I have one of GM’s vehicles, though I did not know how dastardly the company had been in forcing me to buy it.
The next chapter is about the spread of credentialism in higher education, which might be a fruitful topic. Credentialism, she says, is about qualifying people for jobs, which America has made “the grand cultural purpose of life,” partly with large government programs to create jobs, such as the interstate highway system.
Which is about cars.
The next chapter — this is a book about a new Dark Age, remember — is called “Science Abandoned” and is about how Americans are giving up the scientific way of thinking. This might also be a fruitful topic, about creationism perhaps, or astrology. Instead she steers the reader to traffic management. Cars again! She has discovered that when a road is closed, only some of the traffic is diverted. Some of it disappears. (She is right.) She says the traffic engineers won’t admit that, and are blind to the scientific way of thinking.
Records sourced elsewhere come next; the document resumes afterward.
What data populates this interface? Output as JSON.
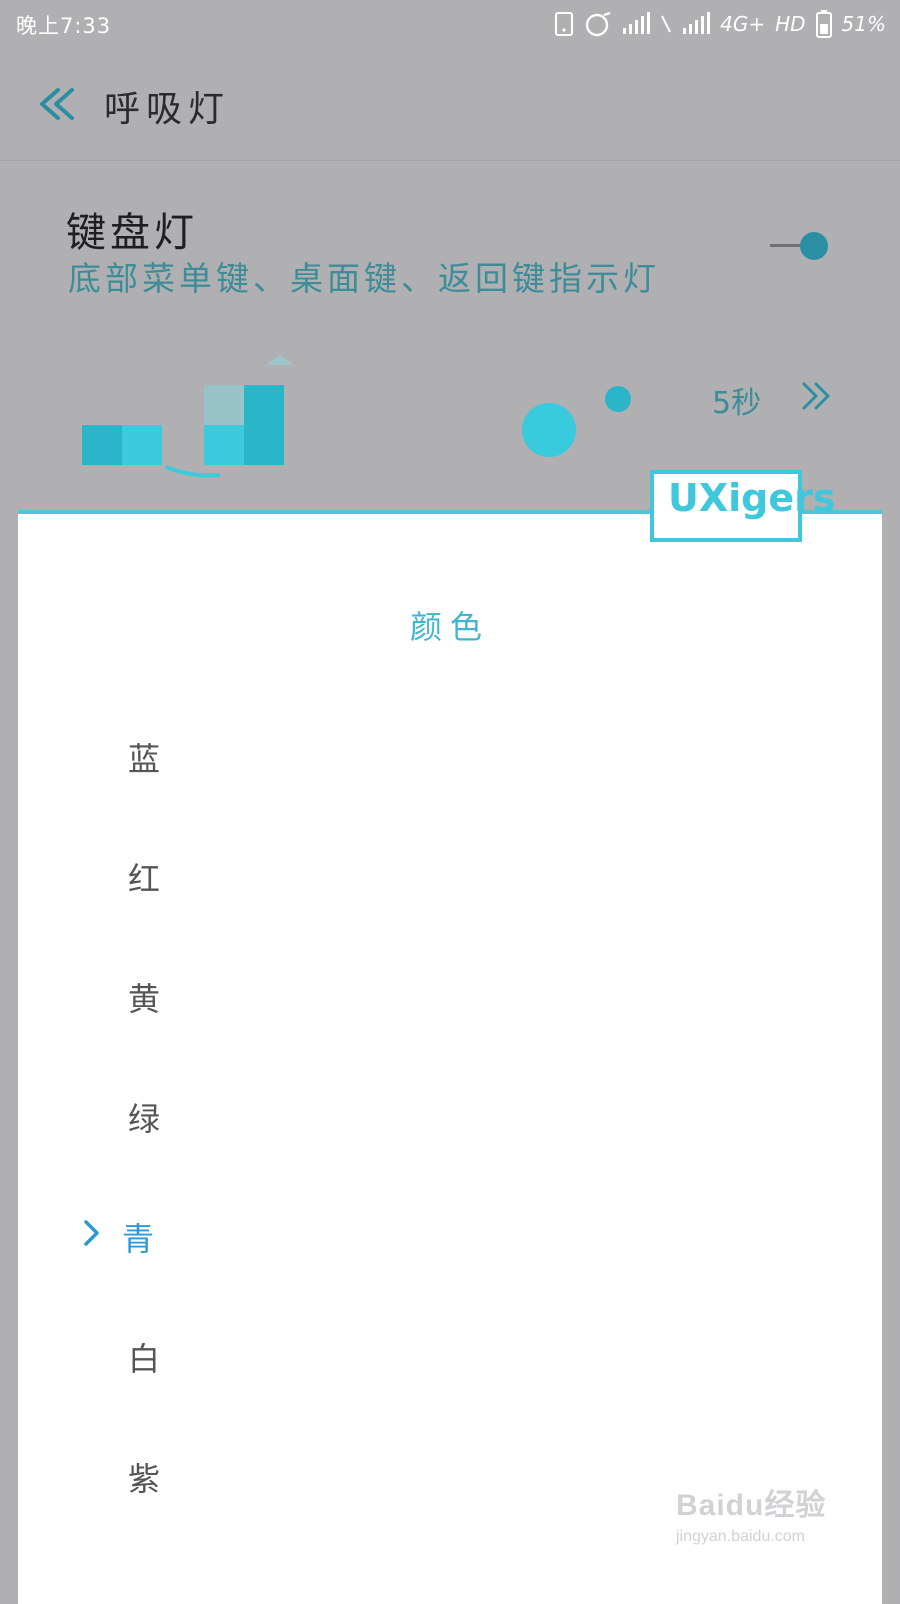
{
  "status_bar": {
    "time": "晚上7:33",
    "network": "4G+",
    "hd": "HD",
    "battery": "51%"
  },
  "header": {
    "title": "呼吸灯"
  },
  "settings": {
    "keyboard_light": {
      "title": "键盘灯",
      "subtitle": "底部菜单键、桌面键、返回键指示灯",
      "enabled": true
    },
    "duration": {
      "value": "5秒"
    }
  },
  "dialog": {
    "title": "颜色",
    "options": [
      {
        "label": "蓝",
        "selected": false
      },
      {
        "label": "红",
        "selected": false
      },
      {
        "label": "黄",
        "selected": false
      },
      {
        "label": "绿",
        "selected": false
      },
      {
        "label": "青",
        "selected": true
      },
      {
        "label": "白",
        "selected": false
      },
      {
        "label": "紫",
        "selected": false
      }
    ]
  },
  "watermarks": {
    "uxigers": "UXigers",
    "baidu_logo": "Baidu经验",
    "baidu_url": "jingyan.baidu.com"
  },
  "colors": {
    "accent": "#3fb6cd",
    "selected_option": "#2b9ad4",
    "overlay": "#b0afb2"
  }
}
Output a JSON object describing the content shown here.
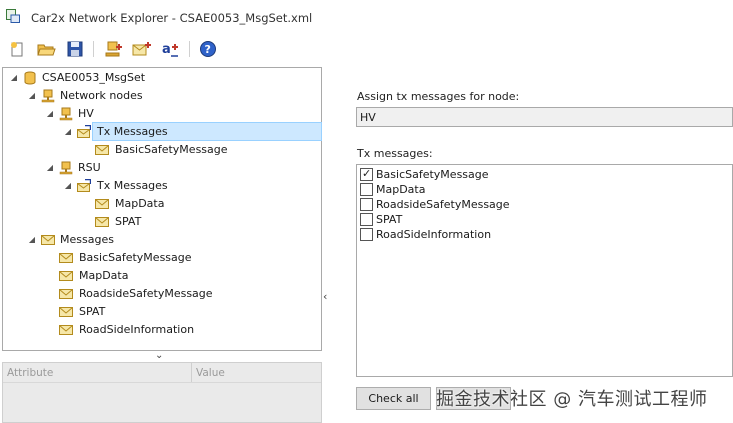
{
  "window": {
    "title": "Car2x Network Explorer - CSAE0053_MsgSet.xml"
  },
  "toolbar": {
    "buttons": [
      "new-icon",
      "open-folder-icon",
      "save-icon",
      "add-node-icon",
      "add-message-icon",
      "rename-icon",
      "help-icon"
    ]
  },
  "tree": {
    "root": "CSAE0053_MsgSet",
    "network_nodes": "Network nodes",
    "hv": "HV",
    "hv_tx": "Tx Messages",
    "hv_tx_items": [
      "BasicSafetyMessage"
    ],
    "rsu": "RSU",
    "rsu_tx": "Tx Messages",
    "rsu_tx_items": [
      "MapData",
      "SPAT"
    ],
    "messages": "Messages",
    "message_items": [
      "BasicSafetyMessage",
      "MapData",
      "RoadsideSafetyMessage",
      "SPAT",
      "RoadSideInformation"
    ]
  },
  "attributes": {
    "col_attribute": "Attribute",
    "col_value": "Value"
  },
  "assign": {
    "label": "Assign tx messages for node:",
    "node_value": "HV",
    "tx_label": "Tx messages:",
    "messages": [
      {
        "name": "BasicSafetyMessage",
        "checked": true
      },
      {
        "name": "MapData",
        "checked": false
      },
      {
        "name": "RoadsideSafetyMessage",
        "checked": false
      },
      {
        "name": "SPAT",
        "checked": false
      },
      {
        "name": "RoadSideInformation",
        "checked": false
      }
    ]
  },
  "buttons": {
    "check_all": "Check all"
  },
  "watermark": "掘金技术社区 @ 汽车测试工程师"
}
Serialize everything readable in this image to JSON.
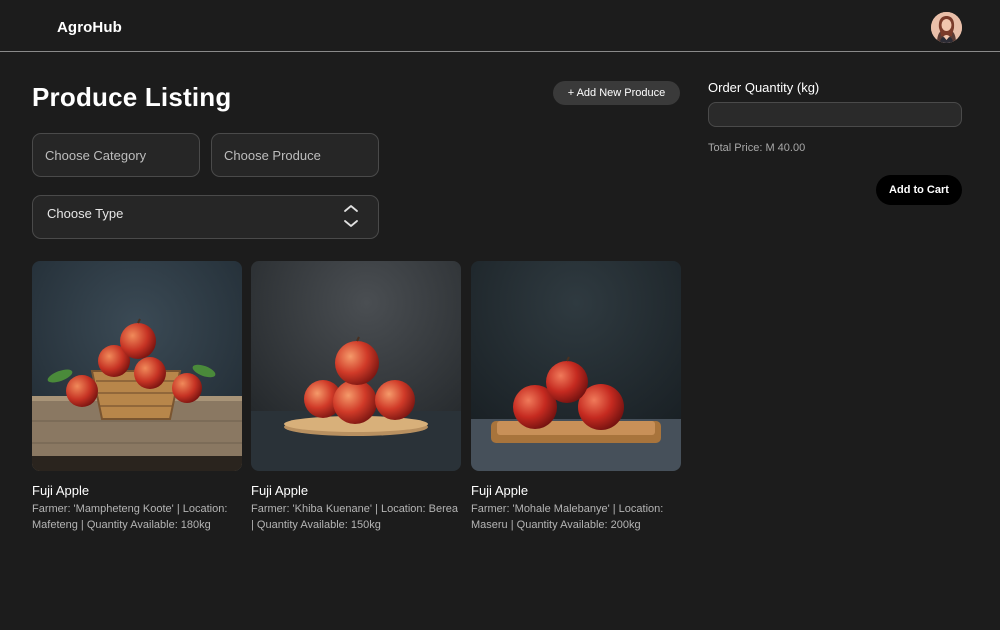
{
  "app": {
    "brand": "AgroHub"
  },
  "header": {
    "avatar_icon": "user-avatar-icon"
  },
  "page": {
    "title": "Produce Listing",
    "add_button_label": "+ Add New Produce"
  },
  "filters": {
    "category_placeholder": "Choose Category",
    "produce_placeholder": "Choose Produce",
    "type_placeholder": "Choose Type"
  },
  "products": [
    {
      "name": "Fuji Apple",
      "description": "Farmer: 'Mampheteng Koote' | Location: Mafeteng | Quantity Available: 180kg",
      "image_icon": "apples-in-basket-photo"
    },
    {
      "name": "Fuji Apple",
      "description": "Farmer: 'Khiba Kuenane' | Location: Berea | Quantity Available: 150kg",
      "image_icon": "apples-on-plate-photo"
    },
    {
      "name": "Fuji Apple",
      "description": "Farmer: 'Mohale Malebanye' | Location: Maseru | Quantity Available: 200kg",
      "image_icon": "apples-on-tray-photo"
    }
  ],
  "order": {
    "quantity_label": "Order Quantity (kg)",
    "quantity_value": "",
    "total_price": "Total Price: M 40.00",
    "add_to_cart_label": "Add to Cart"
  },
  "colors": {
    "background": "#1c1c1c",
    "field": "#262626",
    "button_dark": "#000000",
    "button_secondary": "#3a3a3a"
  }
}
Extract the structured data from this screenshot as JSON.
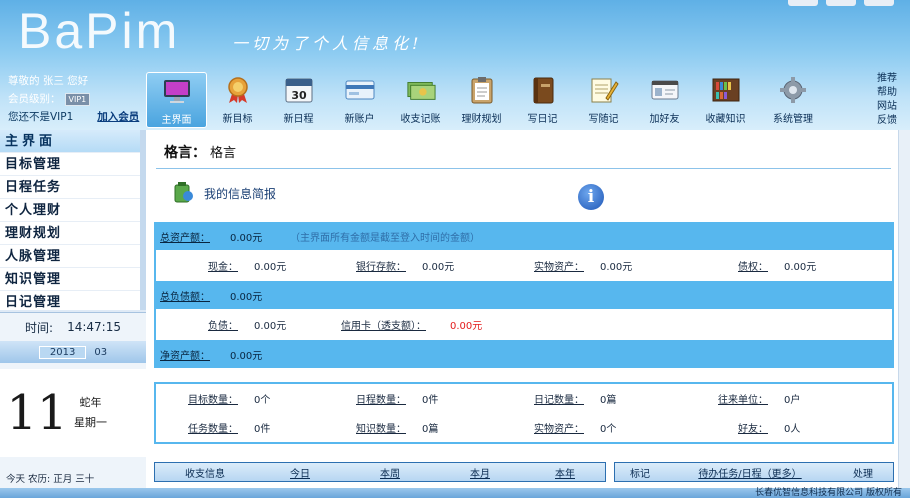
{
  "app": {
    "logo": "BaPim",
    "slogan": "一切为了个人信息化!"
  },
  "user": {
    "greeting": "尊敬的 张三 您好",
    "level_label": "会员级别：",
    "level_badge": "VIP1",
    "not_vip_text": "您还不是VIP1",
    "join_link": "加入会员"
  },
  "toolbar": [
    {
      "label": "主界面",
      "icon": "monitor-icon"
    },
    {
      "label": "新目标",
      "icon": "medal-icon"
    },
    {
      "label": "新日程",
      "icon": "calendar-30-icon"
    },
    {
      "label": "新账户",
      "icon": "bank-card-icon"
    },
    {
      "label": "收支记账",
      "icon": "money-icon"
    },
    {
      "label": "理财规划",
      "icon": "clipboard-icon"
    },
    {
      "label": "写日记",
      "icon": "book-icon"
    },
    {
      "label": "写随记",
      "icon": "notepad-pencil-icon"
    },
    {
      "label": "加好友",
      "icon": "contact-card-icon"
    },
    {
      "label": "收藏知识",
      "icon": "bookshelf-icon"
    },
    {
      "label": "系统管理",
      "icon": "gear-icon"
    }
  ],
  "side_links": [
    "推荐",
    "帮助",
    "网站",
    "反馈"
  ],
  "nav": [
    "主界面",
    "目标管理",
    "日程任务",
    "个人理财",
    "理财规划",
    "人脉管理",
    "知识管理",
    "日记管理"
  ],
  "clock": {
    "time_label": "时间:",
    "time_value": "14:47:15",
    "year": "2013",
    "month": "03",
    "day": "11",
    "zodiac": "蛇年",
    "weekday": "星期一",
    "lunar": "今天   农历: 正月 三十"
  },
  "main": {
    "motto_label": "格言：",
    "motto_value": "格言",
    "info_title": "我的信息简报",
    "info_button": "i",
    "total_assets": {
      "label": "总资产额：",
      "value": "0.00元",
      "note": "（主界面所有金额是截至登入时间的金额）"
    },
    "assets_row": [
      {
        "label": "现金：",
        "value": "0.00元"
      },
      {
        "label": "银行存款：",
        "value": "0.00元"
      },
      {
        "label": "实物资产：",
        "value": "0.00元"
      },
      {
        "label": "债权：",
        "value": "0.00元"
      }
    ],
    "total_liab": {
      "label": "总负债额：",
      "value": "0.00元"
    },
    "liab_row": [
      {
        "label": "负债：",
        "value": "0.00元"
      },
      {
        "label": "信用卡（透支额）：",
        "value": "0.00元"
      }
    ],
    "net_assets": {
      "label": "净资产额：",
      "value": "0.00元"
    },
    "stats_row1": [
      {
        "label": "目标数量：",
        "value": "0个"
      },
      {
        "label": "日程数量：",
        "value": "0件"
      },
      {
        "label": "日记数量：",
        "value": "0篇"
      },
      {
        "label": "往来单位：",
        "value": "0户"
      }
    ],
    "stats_row2": [
      {
        "label": "任务数量：",
        "value": "0件"
      },
      {
        "label": "知识数量：",
        "value": "0篇"
      },
      {
        "label": "实物资产：",
        "value": "0个"
      },
      {
        "label": "好友：",
        "value": "0人"
      }
    ],
    "income_bar": [
      "收支信息",
      "今日",
      "本周",
      "本月",
      "本年"
    ],
    "tasks_bar": [
      "标记",
      "待办任务/日程（更多）",
      "处理"
    ]
  },
  "footer": "长春优智信息科技有限公司 版权所有",
  "colors": {
    "band": "#57b7ee",
    "header": "#8ccbf1",
    "accent_red": "#e31b1b"
  }
}
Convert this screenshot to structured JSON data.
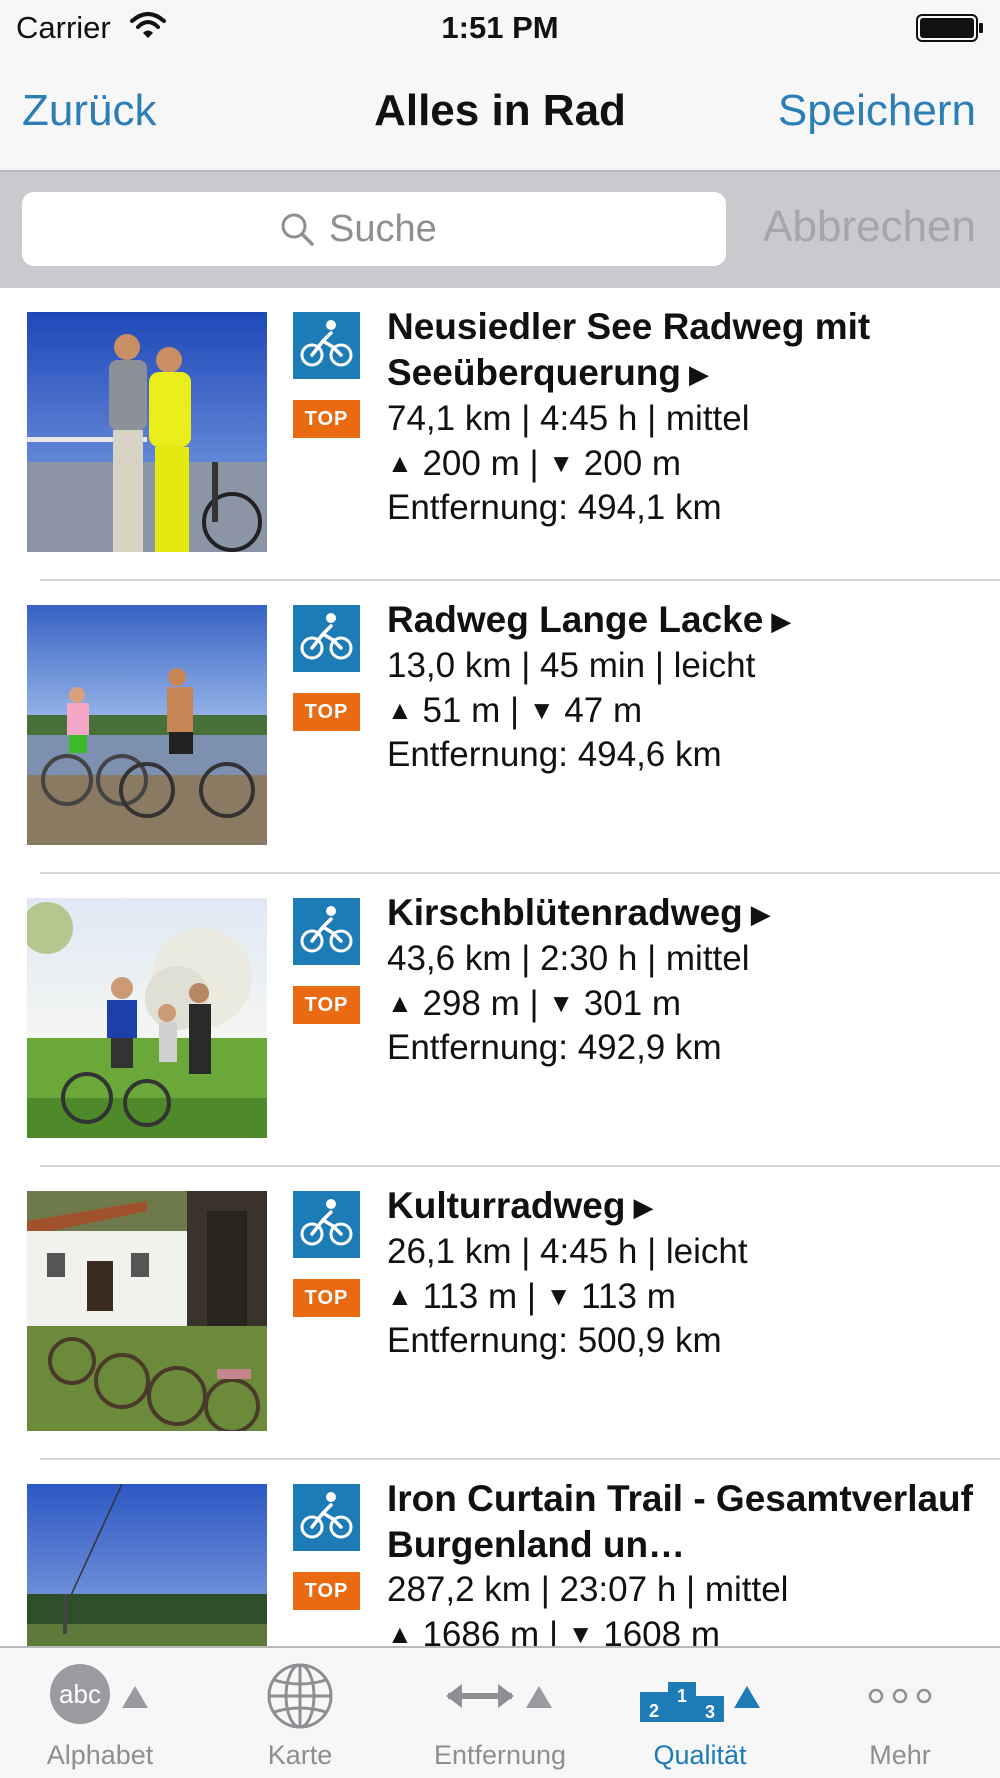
{
  "status_bar": {
    "carrier": "Carrier",
    "time": "1:51 PM"
  },
  "nav": {
    "back": "Zurück",
    "title": "Alles in Rad",
    "save": "Speichern"
  },
  "search": {
    "placeholder": "Suche",
    "cancel": "Abbrechen"
  },
  "colors": {
    "accent": "#2c7eb7",
    "bike_badge": "#1d7bb5",
    "top_badge": "#ea6a12"
  },
  "badges": {
    "top": "TOP"
  },
  "routes": [
    {
      "title": "Neusiedler See Radweg mit Seeüberquerung",
      "stats": "74,1 km | 4:45 h | mittel",
      "ascent": "200 m",
      "descent": "200 m",
      "distance": "Entfernung: 494,1 km"
    },
    {
      "title": "Radweg Lange Lacke",
      "stats": "13,0 km | 45 min | leicht",
      "ascent": "51 m",
      "descent": "47 m",
      "distance": "Entfernung: 494,6 km"
    },
    {
      "title": "Kirschblütenradweg",
      "stats": "43,6 km | 2:30 h | mittel",
      "ascent": "298 m",
      "descent": "301 m",
      "distance": "Entfernung: 492,9 km"
    },
    {
      "title": "Kulturradweg",
      "stats": "26,1 km | 4:45 h | leicht",
      "ascent": "113 m",
      "descent": "113 m",
      "distance": "Entfernung: 500,9 km"
    },
    {
      "title": "Iron Curtain Trail - Gesamtverlauf Burgenland un…",
      "stats": "287,2 km | 23:07 h | mittel",
      "ascent": "1686 m",
      "descent": "1608 m",
      "distance": ""
    }
  ],
  "tabs": [
    {
      "label": "Alphabet",
      "icon": "abc-circle-icon"
    },
    {
      "label": "Karte",
      "icon": "globe-icon"
    },
    {
      "label": "Entfernung",
      "icon": "double-arrow-icon"
    },
    {
      "label": "Qualität",
      "icon": "podium-icon"
    },
    {
      "label": "Mehr",
      "icon": "more-dots-icon"
    }
  ],
  "tab_icon_text": {
    "abc": "abc",
    "podium_first": "1",
    "podium_second": "2",
    "podium_third": "3"
  }
}
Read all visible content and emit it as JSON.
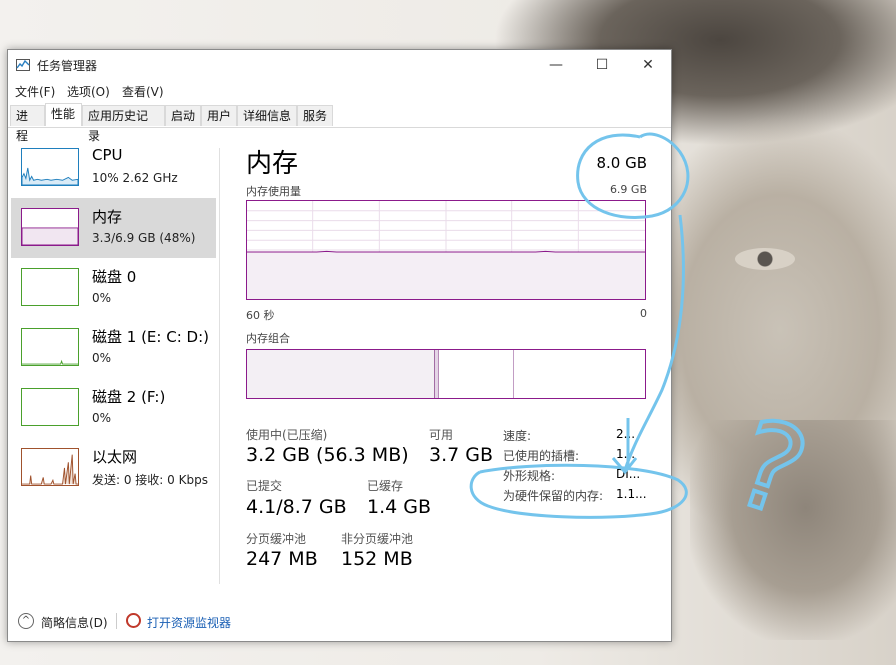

2 Replies to “Book Reviews”

  1. Amazing. It’s like they’re covering two completely different books…the result, presumably, of reading it through two completely different “filters.”

  2. Patrick Watson is the former chair of the CBC and a long time broadcaster … I thought it was amusing how he was so easily sucked in by the car thing, in blunt contrast to the other reporter who spotted it so early.